Notice that this derivation is sloppy in the following respect: We conditioned on $n_F$ so that we could easily express $P(\mbox{all runs are length 6 or less}) = (1-p^7)^{n_F}$ as an exponentiation with exponent $n_F$. But we conveniently forgot about this condition when deriving the base of this exponentiation: $1-p^7$ is only exact when we are not conditioning on $n_F$. If we are conditioning on $n_F$, we get a more complicated expression, because we are drawing samples without replacement. Furthermore, the exponentiation ceases to be correct, because the lengths of the runs of 3s are not independent. You were right to notice that these formulas are not exactly correct. But they are approximately correct when $n$ is large. In the third line of equations, the paper should have started the line with $"\approx"$ instead of $"="$.

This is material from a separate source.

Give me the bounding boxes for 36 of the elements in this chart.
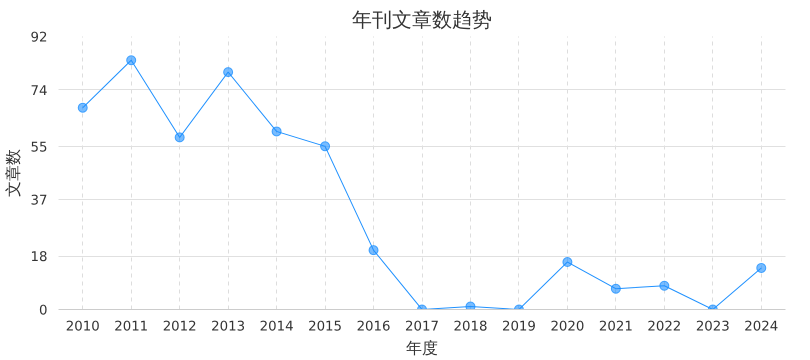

To answer your final question, the approximation doesn't care if the sequence starts with $F$. If it doesn't start with $F$, then we are ignoring the first run of $T$s. We are computing a term like $0.9999999^{900000}$, so it makes almost no difference to ignore a run (or even a few, if $n_F$ was not exactly $q \cdot n$), since this only changes the exponent by one (or a small amount), and so the result of the exponentiation is roughly unchanged. (This is a case where using concrete numbers can help us understand what the author was thinking.) The main point is that these formulas in the paper are quick approximations.

The paper plays fast and easy with these formulas, because it is oriented towards applications, not theorems. For the types of situations it is considering, with $n \gg 0$, the approximations made in the paper are perfectly reasonable.